The project also would involve demolishing some existing homes on Thorndale.

In order to expand the dealership, council must agree to rezone the area that is currently residential. 

Over the summer, Marhofer chose to table the issue to negotiate with Thorndale Avenue residents. The parties were unable to come to an agreement, and the issue is back in legislation.

Redmon seeks cremation equipment approval

Another controversial piece of legislation expected to be addressed Monday evening is a request made by Redmon Funeral Home 

Currently, council is reviewing a request made by the Redmon family to use cremation equipment in their funeral home. This item was tabled at the last council meeting on Dec. 13.

Owner Keith Redmon said the family wants to offer customers the service of cremation at their establishment, but must get the council’s permission before doing so. At this time, families seeking cremation services have to look outside of the community.

If approved, Redmon Funeral Home would be the only funeral home in Stow able to provide cremation services.

Residents that live near the funeral home have voiced opposition to the legislation. 

Natural gas well at the Church of New Hope

Council is also expected to review another item tonight that has many residents concerned.

It was reported in November, Pursie E. Pipes Drilling Co. activated a natural gas well at the Church of New Hope.

The company confirmed that the well at 4415 Darrow Road, which has been horizontally fractured, was completed in November and now is ready to collect gas.
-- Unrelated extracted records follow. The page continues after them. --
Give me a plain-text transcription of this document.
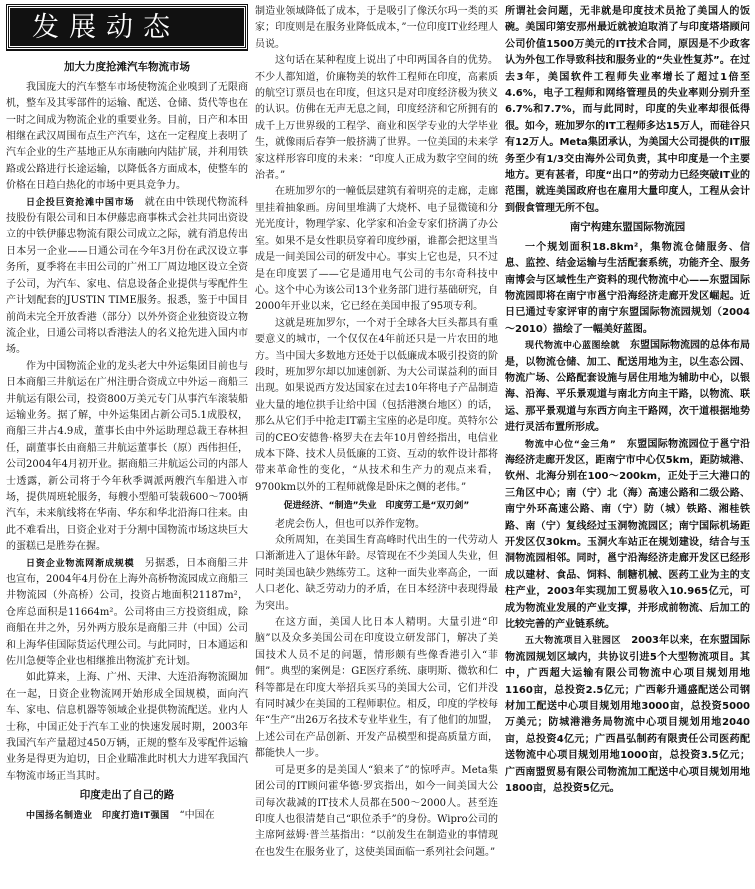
发展动态
加大力度抢滩汽车物流市场

我国庞大的汽车整车市场使物流企业嗅到了无限商机，整车及其零部件的运输、配送、仓储、货代等也在一时之间成为物流企业的重要业务。目前，日产和本田相继在武汉周围布点生产汽车，这在一定程度上表明了汽车企业的生产基地正从东南融向内陆扩展，并利用铁路或公路进行长途运输，以降低各方面成本，使整车的价格在日趋白热化的市场中更具竞争力。

日企投巨资抢滩中国市场　 就在由中铁现代物流科技股份有限公司和日本伊藤忠商事株式会社共同出资设立的中铁伊藤忠物流有限公司成立之际，就有消息传出日本另一企业——日通公司在今年3月份在武汉设立事务所，夏季将在丰田公司的广州工厂周边地区设立全资子公司，为汽车、家电、信息设备企业提供与零配件生产计划配套的JUSTIN TIME服务。报悉，鉴于中国目前尚未完全开放香港（部分）以外外资企业独资设立物流企业，日通公司将以香港法人的名义抢先进入国内市场。

作为中国物流企业的龙头老大中外运集团目前也与日本商船三井航运在广州注册合资成立中外运－商船三井航运有限公司，投资800万美元专门从事汽车滚装船运输业务。据了解，中外运集团占新公司5.1成股权，商船三井占4.9成，董事长由中外运助理总裁王春林担任，副董事长由商船三井航运董事长（原）西伟担任，公司2004年4月初开业。据商船三井航运公司的内部人士透露，新公司将于今年秋季调派两艘汽车船进入市场，提供周班轮服务，每艘小型船可装载600～700辆汽车，未来航线将在华南、华东和华北沿海口往来。由此不难看出，日资企业对于分割中国物流市场这块巨大的蛋糕已是胜券在握。

日资企业物流网渐成规模　 另据悉，日本商船三井也宣布，2004年4月份在上海外高桥物流园成立商船三井物流园（外高桥）公司，投资占地面积21187m²，仓库总面积是11664m²。公司将由三方投资组成，除商船在井之外，另外两方股东是商船三井（中国）公司和上海华佳国际货运代理公司。与此同时，日本通运和佐川急便等企业也相继推出物流扩充计划。

如此算来，上海、广州、天津、大连沿海物流圈加在一起，日资企业物流网开始形成全国规模，面向汽车、家电、信息机器等领域企业提供物流配送。业内人士称，中国正处于汽车工业的快速发展时期，2003年我国汽车产量超过450万辆，正规的整车及零配件运输业务是得更为迫切，日企业瞄准此时机大力进军我国汽车物流市场正当其时。

印度走出了自己的路

中国扬名制造业　印度打造IT强国　 “中国在

制造业领域降低了成本，于是吸引了像沃尔玛一类的买家；印度则是在服务业降低成本，”一位印度IT业经理人员说。

这句话在某种程度上说出了中印两国各自的优势。不少人都知道，价廉物美的软件工程师在印度，高素质的航空订票员也在印度，但这只是对印度经济极为狭义的认识。仿佛在无声无息之间，印度经济和它所拥有的成千上万世界级的工程学、商业和医学专业的大学毕业生，就像雨后春笋一般挤满了世界。一位美国的未来学家这样形容印度的未来：“印度人正成为数字空间的统治者。”

在班加罗尔的一幢低层建筑有着明亮的走廊，走廊里挂着抽象画。房间里堆满了大烧杯、电子显微镜和分光光度计，物理学家、化学家和冶金专家们挤满了办公室。如果不是女性职员穿着印度纱丽，谁都会把这里当成是一间美国公司的研发中心。事实上它也是，只不过是在印度罢了——它是通用电气公司的韦尔奇科技中心。这个中心为该公司13个业务部门进行基础研究，自2000年开业以来，它已经在美国申报了95项专利。

这就是班加罗尔，一个对于全球各大巨头都具有重要意义的城市，一个仅仅在4年前还只是一片农田的地方。当中国大多数地方还处于以低廉成本吸引投资的阶段时，班加罗尔却以加速创新、为大公司谋益利的面目出现。如果说西方发达国家在过去10年将电子产品制造业大量的地位拱手让给中国（包括港澳台地区）的话，那么从它们手中抢走IT霸主宝座的必是印度。英特尔公司的CEO安德鲁·格罗夫在去年10月曾经指出，电信业成本下降、技术人员低廉的工资、互动的软件设计都将带来革命性的变化，“从技术和生产力的观点来看，9700km以外的工程师就像是卧床之侧的老伟。”

促进经济、“制造”失业　印度劳工是“双刃剑”

老虎会伤人，但也可以养作宠物。

众所周知，在美国生育高峰时代出生的一代劳动人口渐渐进入了退休年龄。尽管现在不少美国人失业，但同时美国也缺少熟练劳工。这种一面失业率高企，一面人口老化、缺乏劳动力的矛盾，在日本经济中表现得最为突出。

在这方面，美国人比日本人精明。大量引进“印脑”以及众多美国公司在印度设立研发部门，解决了美国技术人员不足的问题，情形颇有些像香港引入“菲佣”。典型的案例是：GE医疗系统、康明斯、微软和仁科等都是在印度大举招兵买马的美国大公司，它们并没有同时减少在美国的工程师职位。相反，印度的学校每年“生产”出26万名技术专业毕业生，有了他们的加盟，上述公司在产品创新、开发产品模型和提高质量方面，都能快人一步。

可是更多的是美国人“狼来了”的惊呼声。Meta集团公司的IT顾问霍华德·罗宾指出，如今一间美国大公司每次裁减的IT技术人员都在500～2000人。甚至连印度人也很清楚自己“职位杀手”的身份。Wipro公司的主席阿兹姆·普兰基指出：“以前发生在制造业的事情现在也发生在服务业了，这使美国面临一系列社会问题。”

所谓社会问题，无非就是印度技术员抢了美国人的饭碗。美国印第安那州最近就被迫取消了与印度塔塔顾问公司价值1500万美元的IT技术合同，原因是不少政客认为外包工作导致科技和服务业的“失业性复苏”。在过去3年，美国软件工程师失业率增长了超过1倍至4.6%，电子工程师和网络管理员的失业率则分别升至6.7%和7.7%，而与此同时，印度的失业率却很低得很。如今，班加罗尔的IT工程师多达15万人，而硅谷只有12万人。Meta集团承认，为美国大公司提供的IT服务至少有1/3交由海外公司负责，其中印度是一个主要地方。更有甚者，印度“出口”的劳动力已经突破IT业的范围，就连美国政府也在雇用大量印度人，工程从会计到假食管理无所不包。

南宁构建东盟国际物流园

一个规划面积18.8km²，集物流仓储服务、信息、监控、结金运输与生活配套系统，功能齐全、服务南博会与区域性生产资料的现代物流中心——东盟国际物流园即将在南宁市邕宁沿海经济走廊开发区崛起。近日已通过专家评审的南宁东盟国际物流园规划（2004～2010）描绘了一幅美好蓝图。

现代物流中心蓝图绘就　 东盟国际物流园的总体布局是，以物流仓储、加工、配送用地为主，以生态公园、物流广场、公路配套设施与居住用地为辅助中心，以银海、沿海、平乐景观道与南北方向主干路，以物流、联运、那平景观道与东西方向主干路网，次干道根据地势进行灵活布置所形成。

物流中心位“金三角”　 东盟国际物流园位于邕宁沿海经济走廊开发区，距南宁市中心仅5km，距防城港、钦州、北海分别在100～200km，正处于三大港口的三角区中心；南（宁）北（海）高速公路和二级公路、南宁外环高速公路、南（宁）防（城）铁路、湘桂铁路、南（宁）复线经过玉洞物流园区；南宁国际机场距开发区仅30km。玉洞火车站正在规划建设，结合与玉洞物流园相邻。同时，邕宁沿海经济走廊开发区已经形成以建材、食品、饲料、制糖机械、医药工业为主的支柱产业，2003年实现加工贸易收入10.965亿元，可成为物流业发展的产业支撑，并形成前物流、后加工的比较完善的产业链系统。

五大物流项目入驻园区　 2003年以来，在东盟国际物流园规划区域内，共协议引进5个大型物流项目。其中，广西超大运输有限公司物流中心项目规划用地1160亩，总投资2.5亿元；广西彰升通盛配送公司钢材加工配送中心项目规划用地3000亩，总投资5000万美元；防城港港务局物流中心项目规划用地2040亩，总投资4亿元；广西昌弘制药有限责任公司医药配送物流中心项目规划用地1000亩，总投资3.5亿元；广西南盟贸易有限公司物流加工配送中心项目规划用地1800亩，总投资5亿元。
The recent development has many residents concerned. 

In August, council made a unanimous decision to withdraw a proposal to drill a gas well on the Church of New Hope’s property from legislation. Council was reviewing the proposed lease for the natural gas well, which had already been drilled. 

If council had approved the proposed item, the city would have received $20,000 plus a 12.5 percent royalty on any gas-oil that comes from the well on the church’s property.

Stow residents remain concerned about the gas well on the church’s property and have asked the city to issue an injunction against the driller. 

According to Stow Law Director Brian Reali, the title opinion indicates that the property owners on Ritchie Road have property rights to the center of the road. The city owns the street, in trust, for the public use.  

"The city therefore, does not have a property interest. All regulation regarding drilling falls completely under State law.  It is unfortunate that municipalities like Stow have no say as to where a gas well is drilled," Reali said.